It seems that everyone in outpatient therapy knows about the “8-minute” rule with Medicare, right? Well apparantly not so when you hear of recent provider denials by the Recovery Auditor (RACs) reviews of therapy over the $3700 threshold, or the just released OIG report on Spectrum Rehabilitation LLC. I will have to chime in also – as an external auditor for therapy providers, both on routine and special projects, I am finding that therapy minutes and the 8-minute rule to be an area of key vulnerability for therapy practices. In fact, it may present the largest risk exposure a therapy practice has, that may not be showing up in annual risk assesments (assuming risk assessments are part of a working compliance plan). Take a few minutes today to ensure that daily notes in your practice are consistent with daily note reporting requirements.
A therapy daily note must document minutes in two parateters: 1) total timed codes treatment minutes, and 2) total treatment time (timed codes minutes and untimed codes minutes. Total treatment time is not necessarily equal to a subtraction of time in vs. time out. Patient may take a treatment break, have an extended no therapy warm-up session, or change clothes between aquatic therapy to land-based therapy. CMS regulations on documenting therapy minutes:
Total treatment time includes the minutes for timed code treatment and untimed code treatment. Total treatment time does not include time for services that are not billable (e.g., rest periods). For Medicare purposes, it is not required that unbilled services that are not part of the total treatment minutes be recorded, although they may be included voluntarily to provide an accurate description of the treatment, show consistency with the plan, or comply with state or local policies. The amount of time for each specific intervention/modality provided to the patient may also be recorded voluntarily, but contractors shall not require it, as it is indicated in the billing. The billing and the total timed code treatment minutes must be consistent.

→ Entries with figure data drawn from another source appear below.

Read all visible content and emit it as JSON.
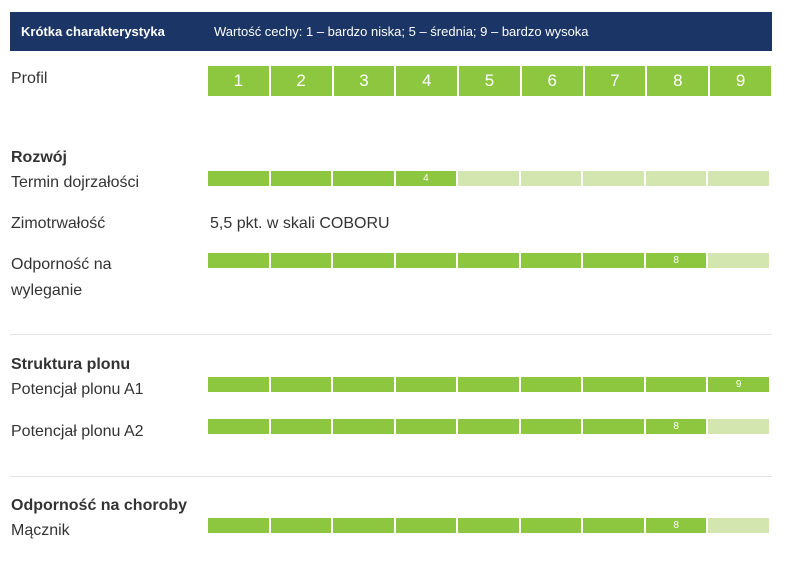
{
  "header": {
    "title": "Krótka charakterystyka",
    "description": "Wartość cechy: 1 – bardzo niska; 5 – średnia; 9 – bardzo wysoka"
  },
  "profile": {
    "label": "Profil",
    "scale": [
      "1",
      "2",
      "3",
      "4",
      "5",
      "6",
      "7",
      "8",
      "9"
    ]
  },
  "sections": {
    "rozwoj": {
      "title": "Rozwój"
    },
    "struktura": {
      "title": "Struktura plonu"
    },
    "choroby": {
      "title": "Odporność na choroby"
    }
  },
  "rows": {
    "termin": {
      "label": "Termin dojrzałości",
      "value_label": "4"
    },
    "zimotrwalosc": {
      "label": "Zimotrwałość",
      "text": "5,5 pkt. w skali COBORU"
    },
    "wyleganie": {
      "label_line1": "Odporność na",
      "label_line2": "wyleganie",
      "value_label": "8"
    },
    "a1": {
      "label": "Potencjał plonu A1",
      "value_label": "9"
    },
    "a2": {
      "label": "Potencjał plonu A2",
      "value_label": "8"
    },
    "maczniak": {
      "label": "Mącznik",
      "value_label": "8"
    }
  },
  "colors": {
    "header_bg": "#1a3566",
    "filled": "#8dc63f",
    "empty": "#d4e6b0"
  },
  "chart_data": {
    "type": "bar",
    "xlim": [
      0,
      9
    ],
    "categories": [
      "Termin dojrzałości",
      "Odporność na wyleganie",
      "Potencjał plonu A1",
      "Potencjał plonu A2",
      "Mącznik"
    ],
    "values": [
      4,
      8,
      9,
      8,
      8
    ]
  }
}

Guidance on documenting minutes, which is a required element on the daily treatment note, is found in the Medicare Benefits Policy Manual, as well as in the Medicare Claims Processing Manual. Since 2006 (Transmittal 52) CMS has provided guidance on documentation of therapy minutes to support the codes that are billed. Every Medicare MAC has included this in their therapy educational offerings, and the CERT contractor continues to notes that a major source of therapy denials in CERT reviews are related to the inaccurate reporting of minutes to support the codes that were billed.